Asked whether Johnson fully understood the scientific concepts he was presented with, Vallance said the prime minister last studied science aged 15 and “would be the first to admit it wasn’t his forte, and that he did struggle with some of the concepts and we did need to repeat them”.

“It was hard work sometimes to try and make sure that he had understood what a particular graph or piece of data was saying,” he explained.

This covered even scientific ideas fundamental to battling the virus, such as how and if interventions such as lockdowns could reduce the peaks of infection, Vallance told the hearing.

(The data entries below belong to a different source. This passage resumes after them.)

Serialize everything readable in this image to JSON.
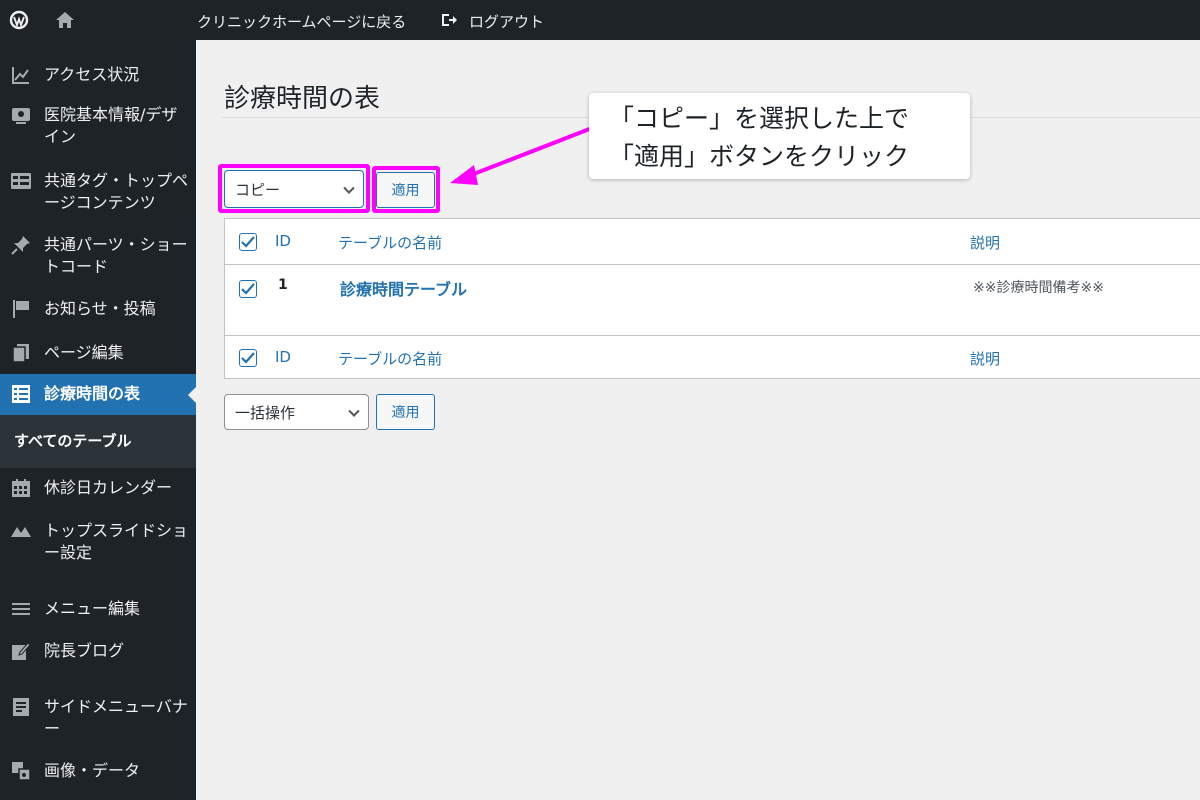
{
  "topbar": {
    "back_link": "クリニックホームページに戻る",
    "logout": "ログアウト"
  },
  "sidebar": {
    "items": [
      {
        "label": "アクセス状況",
        "icon": "chart-icon"
      },
      {
        "label": "医院基本情報/デザイン",
        "icon": "id-card-icon"
      },
      {
        "label": "共通タグ・トップページコンテンツ",
        "icon": "layout-icon"
      },
      {
        "label": "共通パーツ・ショートコード",
        "icon": "pin-icon"
      },
      {
        "label": "お知らせ・投稿",
        "icon": "flag-icon"
      },
      {
        "label": "ページ編集",
        "icon": "pages-icon"
      },
      {
        "label": "診療時間の表",
        "icon": "table-icon"
      },
      {
        "label": "休診日カレンダー",
        "icon": "calendar-icon"
      },
      {
        "label": "トップスライドショー設定",
        "icon": "slides-icon"
      },
      {
        "label": "メニュー編集",
        "icon": "menu-icon"
      },
      {
        "label": "院長ブログ",
        "icon": "edit-icon"
      },
      {
        "label": "サイドメニューバナー",
        "icon": "document-icon"
      },
      {
        "label": "画像・データ",
        "icon": "media-icon"
      }
    ],
    "submenu": {
      "label": "すべてのテーブル"
    }
  },
  "main": {
    "title": "診療時間の表",
    "bulk_top": {
      "selected": "コピー",
      "apply": "適用"
    },
    "bulk_bottom": {
      "selected": "一括操作",
      "apply": "適用"
    },
    "table": {
      "columns": {
        "id": "ID",
        "name": "テーブルの名前",
        "description": "説明"
      },
      "rows": [
        {
          "id": "1",
          "name": "診療時間テーブル",
          "description": "※※診療時間備考※※",
          "checked": true
        }
      ]
    }
  },
  "callout": {
    "line1": "「コピー」を選択した上で",
    "line2": "「適用」ボタンをクリック"
  },
  "colors": {
    "accent": "#2271b1",
    "highlight": "#ff00ff",
    "sidebar": "#1d2327"
  }
}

“He would look at the peaks of waves and infection and ask: ‘Are the interventions we’re making doing that or is this what would have happened anyway?’” Vallance said.

“And he did come back to that point, often. We had talked him through what the evidence was, that the interventions made the difference. Of course it is true that at some point they come down because at some point, public behaviour changes. But the point was that clearly these were being manipulated down by interventions.”

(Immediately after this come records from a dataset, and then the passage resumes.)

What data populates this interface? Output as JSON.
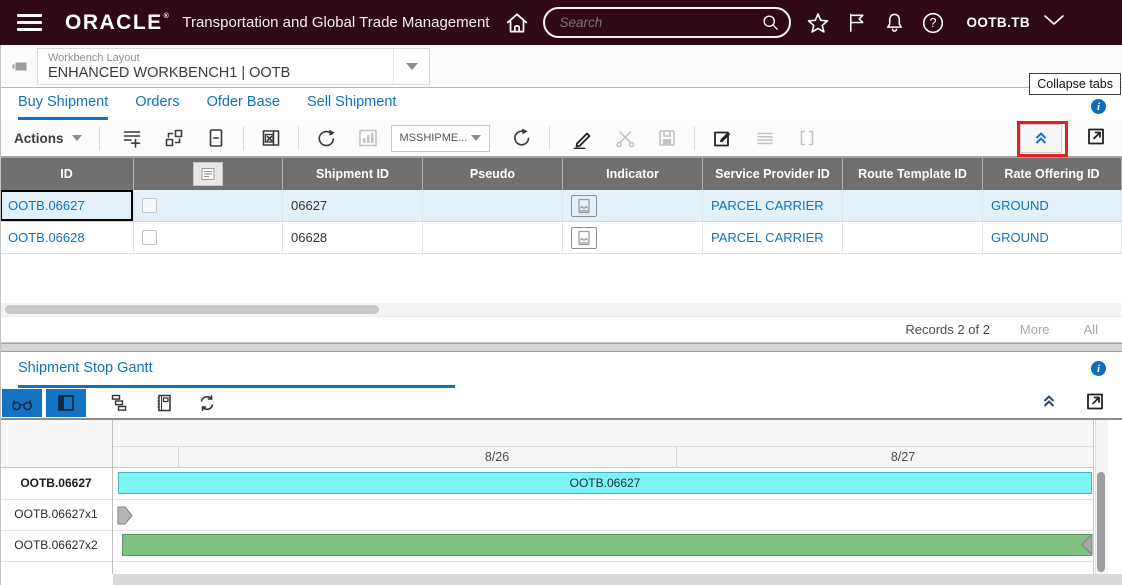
{
  "header": {
    "brand": "ORACLE",
    "title": "Transportation and Global Trade Management",
    "search_placeholder": "Search",
    "user": "OOTB.TB",
    "help_glyph": "?",
    "info_glyph": "i"
  },
  "workbench": {
    "label": "Workbench Layout",
    "value": "ENHANCED WORKBENCH1 | OOTB"
  },
  "tabs": {
    "items": [
      "Buy Shipment",
      "Orders",
      "Ofder Base",
      "Sell Shipment"
    ],
    "active": "Buy Shipment",
    "collapse_tooltip": "Collapse tabs"
  },
  "toolbar": {
    "actions": "Actions",
    "view_select": "MSSHIPME..."
  },
  "shipments_table": {
    "columns": {
      "id": "ID",
      "shipment_id": "Shipment ID",
      "pseudo": "Pseudo",
      "indicator": "Indicator",
      "service_provider": "Service Provider ID",
      "route_template": "Route Template ID",
      "rate_offering": "Rate Offering ID"
    },
    "rows": [
      {
        "id": "OOTB.06627",
        "shipment_id": "06627",
        "pseudo": "",
        "service_provider": "PARCEL CARRIER",
        "route_template": "",
        "rate_offering": "GROUND"
      },
      {
        "id": "OOTB.06628",
        "shipment_id": "06628",
        "pseudo": "",
        "service_provider": "PARCEL CARRIER",
        "route_template": "",
        "rate_offering": "GROUND"
      }
    ],
    "records": "Records 2 of 2",
    "more": "More",
    "all": "All"
  },
  "gantt": {
    "tab": "Shipment Stop Gantt",
    "chart_data": {
      "type": "gantt",
      "time_axis": [
        "8/26",
        "8/27"
      ],
      "rows": [
        {
          "label": "OOTB.06627",
          "bar_label": "OOTB.06627",
          "bar_type": "bar",
          "color": "#7df4f3",
          "span": "full visible range"
        },
        {
          "label": "OOTB.06627x1",
          "bar_type": "milestone",
          "color": "#b7b7b7",
          "position": "start of range"
        },
        {
          "label": "OOTB.06627x2",
          "bar_type": "bar",
          "color": "#80c181",
          "span": "full visible range",
          "end_marker": true
        }
      ]
    }
  },
  "colors": {
    "header_bg": "#2f0a14",
    "accent_blue": "#1273bd",
    "table_header_bg": "#707070",
    "selected_row_bg": "#e2f0fa",
    "gantt_button_bg": "#1474c4",
    "cyan_bar": "#7df4f3",
    "green_bar": "#80c181",
    "annotation_red": "#e41e25"
  }
}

Boris Johnson ‘bamboozled’ by science, Covid inquiry hears – video

Various other extracts from Vallance’s diary shed a similarly unflattering light on Johnson, showing him repeatedly changing his mind over a second lockdown, with Vallance telling the hearing that the then prime minister “was influenced a lot by the press”.

Earlier in his testimony, Vallance said that by mid-March 2020, just over a week before Johnson imposed the first lockdown, data showed Covid “was far more widespread and was accelerating faster than anyone had expected”. He added: “This was an occasion when I think it’s clear that we should have gone earlier.”

An extract from Vallance’s statement showed his key takeaway from that period: “The most important lesson that I learned and stated repeatedly from the first lockdown onwards in respect of the timing of interventions was that you had to go earlier than you would like, harder than you would like, and broader than you would like.”